I tweeted last night that I wanted to hug The Story of Owen: Dragon Slayer of Trondheim by E.K. Johnston. Today, none of the glow has worn off. But … there had to be a but … I’m still learning how to recommend YA novels.
Part of the problem is I don’t love many YA novels. In fact, I can’t stand YA novels with too much angst. Or mean girls. Or unrealistic situations. You may find that last one funny when I tell you the YA novels I recommend over and over again:
- Feed by M.T. Anderson: In the not too distant future a customized World Wide Web is piped directly into our brains. Having the system know everything about you is both helpful and harmful, though.
- Seraphina by Rachel Hartman: A half-dragon girl is able to pass for human and become an important member of the royal household. But where will her loyalties lie if humans and dragons go to war?
- The Raven Boys by Maggie Stiefvater: A group of private school boys are on a quest to find an ancient ley line and awaken a long dead king. They’re helped by Blue, who comes from a family of psychics, but whose real ability is to magnify others’ powers.
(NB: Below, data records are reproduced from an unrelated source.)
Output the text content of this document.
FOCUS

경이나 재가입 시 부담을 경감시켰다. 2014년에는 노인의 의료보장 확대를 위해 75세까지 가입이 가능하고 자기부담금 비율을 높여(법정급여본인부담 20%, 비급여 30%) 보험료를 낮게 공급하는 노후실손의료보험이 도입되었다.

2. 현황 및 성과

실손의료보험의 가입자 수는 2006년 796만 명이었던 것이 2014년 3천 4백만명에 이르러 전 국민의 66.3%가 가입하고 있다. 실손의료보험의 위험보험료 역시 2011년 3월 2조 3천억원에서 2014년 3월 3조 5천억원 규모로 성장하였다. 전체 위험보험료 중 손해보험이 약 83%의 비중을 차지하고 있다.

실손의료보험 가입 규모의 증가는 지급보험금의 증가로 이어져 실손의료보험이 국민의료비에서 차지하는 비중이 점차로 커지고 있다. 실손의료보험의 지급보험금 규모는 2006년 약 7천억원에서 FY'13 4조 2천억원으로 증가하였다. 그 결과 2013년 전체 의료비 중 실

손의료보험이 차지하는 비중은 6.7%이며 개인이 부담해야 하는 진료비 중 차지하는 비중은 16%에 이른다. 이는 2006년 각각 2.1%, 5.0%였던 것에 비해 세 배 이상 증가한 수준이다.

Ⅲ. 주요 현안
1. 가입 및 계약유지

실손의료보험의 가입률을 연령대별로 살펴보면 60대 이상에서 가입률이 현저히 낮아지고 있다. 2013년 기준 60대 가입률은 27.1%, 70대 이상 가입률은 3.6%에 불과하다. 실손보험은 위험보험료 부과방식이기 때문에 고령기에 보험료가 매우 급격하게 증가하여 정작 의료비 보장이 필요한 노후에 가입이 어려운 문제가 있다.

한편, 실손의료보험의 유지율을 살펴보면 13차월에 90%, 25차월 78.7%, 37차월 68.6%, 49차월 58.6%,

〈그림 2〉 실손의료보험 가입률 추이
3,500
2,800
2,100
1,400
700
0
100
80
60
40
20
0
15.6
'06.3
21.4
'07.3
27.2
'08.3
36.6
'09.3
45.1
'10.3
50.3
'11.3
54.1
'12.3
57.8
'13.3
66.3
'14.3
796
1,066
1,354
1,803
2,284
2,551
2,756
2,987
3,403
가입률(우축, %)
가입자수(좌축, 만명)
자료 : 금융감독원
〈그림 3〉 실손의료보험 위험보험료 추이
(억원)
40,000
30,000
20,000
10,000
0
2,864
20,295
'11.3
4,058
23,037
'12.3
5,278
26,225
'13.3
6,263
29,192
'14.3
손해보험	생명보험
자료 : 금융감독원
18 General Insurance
- The Scorpio Races by Maggie Stiefvater: Once a year, carnivorous horses come out of the sea and a few brave men ride them. This year, a young girl wants to take part in the race.
This isn’t to say I don’t appreciate the clamor behind such titles/series as Divergent, Eleanor and Park, The Fault in Our Stars, The Fifth Wave, The Hunger Games, Matched, The Perks of Being a Wallflower, The School for Good and Evil, Thirteen Reasons Why, and so on. I even liked many of them, at least at first. But I don’t want to hug them.
So I’m left with a disconnect. The books the teens want to read aren’t necessarily the books I want them to love. I have a feeling The Story of Owen is going to be a hard sell. No sex, no drugs, no alcohol. No mean girls, no texting, no dead parents. It’s not even dystopian. Instead, it’s subtle. It’s filled with dry humor. It’s about family. It’s about music. And for a dragon lover like me, it’s not even about good dragons. The dragons in this alternate reality are bad. They maim and kill and due to our reliance on fossil fuels have become carbon-eating monsters that attack oil tankers, factories and anything emitting smoke. (When Siobhan, our protagonist and narrator, gets her first car, she’s so wonderful she doesn’t even ask her parents if they don’t love her enough to get her a hybrid. That’s funny.) Siobhan has been enlisted by Owen’s family to become his bard and she does that and so much more.
The heart of the novel, though, is how Owen, dragons, and his family change everything about Siobhan’s life. Kids may look at the cover and the title and think it’s a fantasy. It’s not. But it is fantastic.